Good luck on your pumping journey.


I don’t have recommendations on how to tell your grandson about diabetes and the pump, but I just wanted to welcome you to Type 2 with a pump. I will have been on the pump for 1 year on Saturday, and my A1c has dropped by 2.0 points. I think you’ll love it!

You’ll be facing some different challenges that you may or may not have been used to previously. The biggest one for me was dealing with more low BGs. By more tightly managing my BG control, I found that I was more likely to run into lows - if you start at 110, it’s easier to have a low than if you start at 180. :slight_smile:

Good luck!

When I started pumping with a MM pump my nieces where 4 & 2 years old. When they noticed it, I just told them it gave me medicine to keep me from getting sick. I showed them the pump, tubing & infusion site & explained that the pump pushed the medicine through the tube to where it went into my belly (infusion site). That was pretty much it. As for snagging the tubing, try to keep it tucked away if you can. Over the years I had way more problems with door handles & drawer pulls then rambunctious kids (and one feisty cat!).

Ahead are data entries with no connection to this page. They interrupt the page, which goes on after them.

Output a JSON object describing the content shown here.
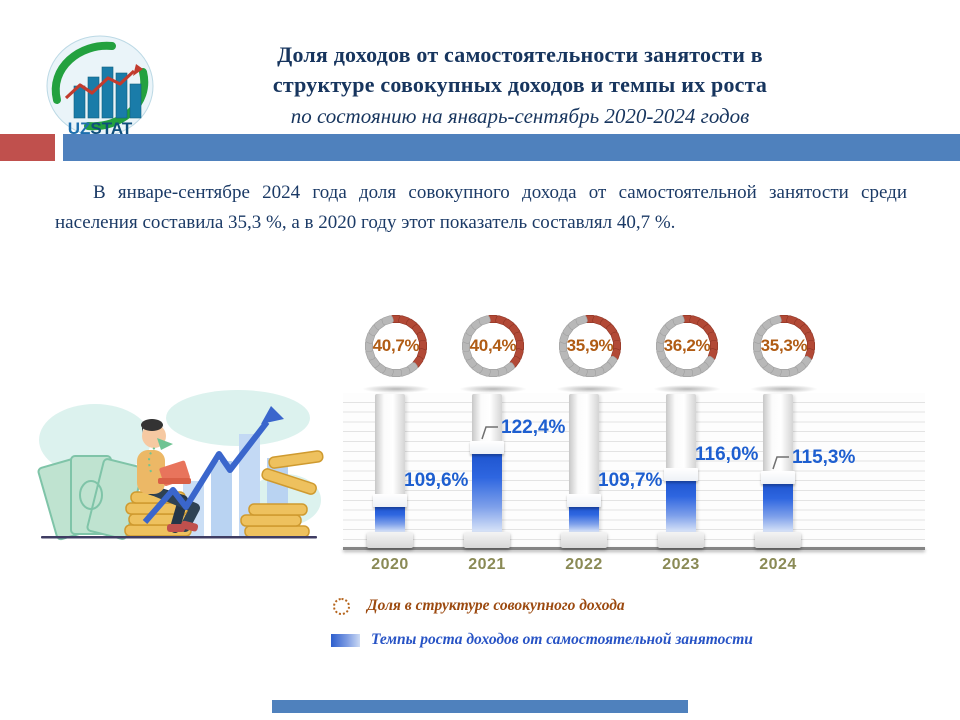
{
  "header": {
    "logo_uz": "UZ",
    "logo_stat": "STAT",
    "title_line1": "Доля доходов от самостоятельности занятости в",
    "title_line2": "структуре совокупных доходов и темпы их роста",
    "subtitle": "по состоянию на январь-сентябрь 2020-2024 годов"
  },
  "intro_paragraph": "В январе-сентябре 2024 года доля совокупного дохода от самостоятельной занятости среди населения составила 35,3 %, а в 2020 году этот показатель составлял 40,7 %.",
  "chart_data": {
    "type": "bar",
    "categories": [
      "2020",
      "2021",
      "2022",
      "2023",
      "2024"
    ],
    "series": [
      {
        "name": "Доля в структуре совокупного дохода",
        "unit": "%",
        "style": "dotted-ring-badge",
        "values": [
          40.7,
          40.4,
          35.9,
          36.2,
          35.3
        ],
        "labels": [
          "40,7%",
          "40,4%",
          "35,9%",
          "36,2%",
          "35,3%"
        ]
      },
      {
        "name": "Темпы роста доходов от самостоятельной занятости",
        "unit": "%",
        "style": "gradient-bar",
        "values": [
          109.6,
          122.4,
          109.7,
          116.0,
          115.3
        ],
        "labels": [
          "109,6%",
          "122,4%",
          "109,7%",
          "116,0%",
          "115,3%"
        ]
      }
    ],
    "bar_baseline": 100,
    "leader_lines": [
      false,
      true,
      false,
      false,
      true
    ],
    "grid": true,
    "legend_position": "bottom-left"
  },
  "legend": {
    "items": [
      {
        "icon": "dotted-circle-icon",
        "label": "Доля в структуре совокупного дохода",
        "color": "#9c4a10"
      },
      {
        "icon": "gradient-bar-icon",
        "label": "Темпы роста доходов от самостоятельной занятости",
        "color": "#2753c5"
      }
    ]
  },
  "colors": {
    "accent_red": "#c0504d",
    "accent_blue": "#4f81bd",
    "title_navy": "#17355e",
    "ring_red": "#b24936",
    "ring_gray": "#b8b8b8",
    "ring_text": "#b05c14",
    "value_blue": "#1e5fd0",
    "year_olive": "#8a8a55",
    "bar_blue": "#2b62d6",
    "footer_blue": "#4f81bd"
  }
}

Over the years (about 4) they have asked more questions. Most of my replies have been general (my body stopped making something I needed to stay healthy & the medicine replaces it). I figured most adults can't wrap their heads around diabetes, no reason to confuse a kid with it.

I hope you enjoy being on a pump!

No lows yet but not hitting target yet either. Going down cautiously. I have never experienced a low even after 4 years on pens. Of course my A1c was over 8 as well. My main goal with the pump is for much tighter control. Convenience is a side benefit. So far, so good. Looking forward to starting CGM soon.

Thanks for sharing your experience with the kids. I've already ripped out an infusion set the afternoon I got back from endo with first load of insulin in pump. I was sitting at the kitchen counter and got up like I normally do. Never noticed before that the counter drags across my I-could-be-pregnant-belly. Scraped it right off. Stared in disbelief, but didn't panic. They didn't cover in training that particular scenario. I was pretty confident what to do, but called Medtronic and we stepped through it together. So you're right. We are more likely to do damage than kids.

I think once you start CGM, you’ll really get hooked on it. I really think that if most adult-diagnosed diabetics used CGM shortly after diagnosis, even for just a few weeks, it could really help to better understand how different foods impact BGs. My example was the banana I used to eat every day for breakfast. I could check my BG before breakfast, eat my banana, and then check again before lunch, and not notice any problems. However, after CGM, I could see that I would often have a 60-80 point spike that would drop before lunch. Knowing that led me to decide that I don’t want to have that kind of spike on a regular basis if I can help it.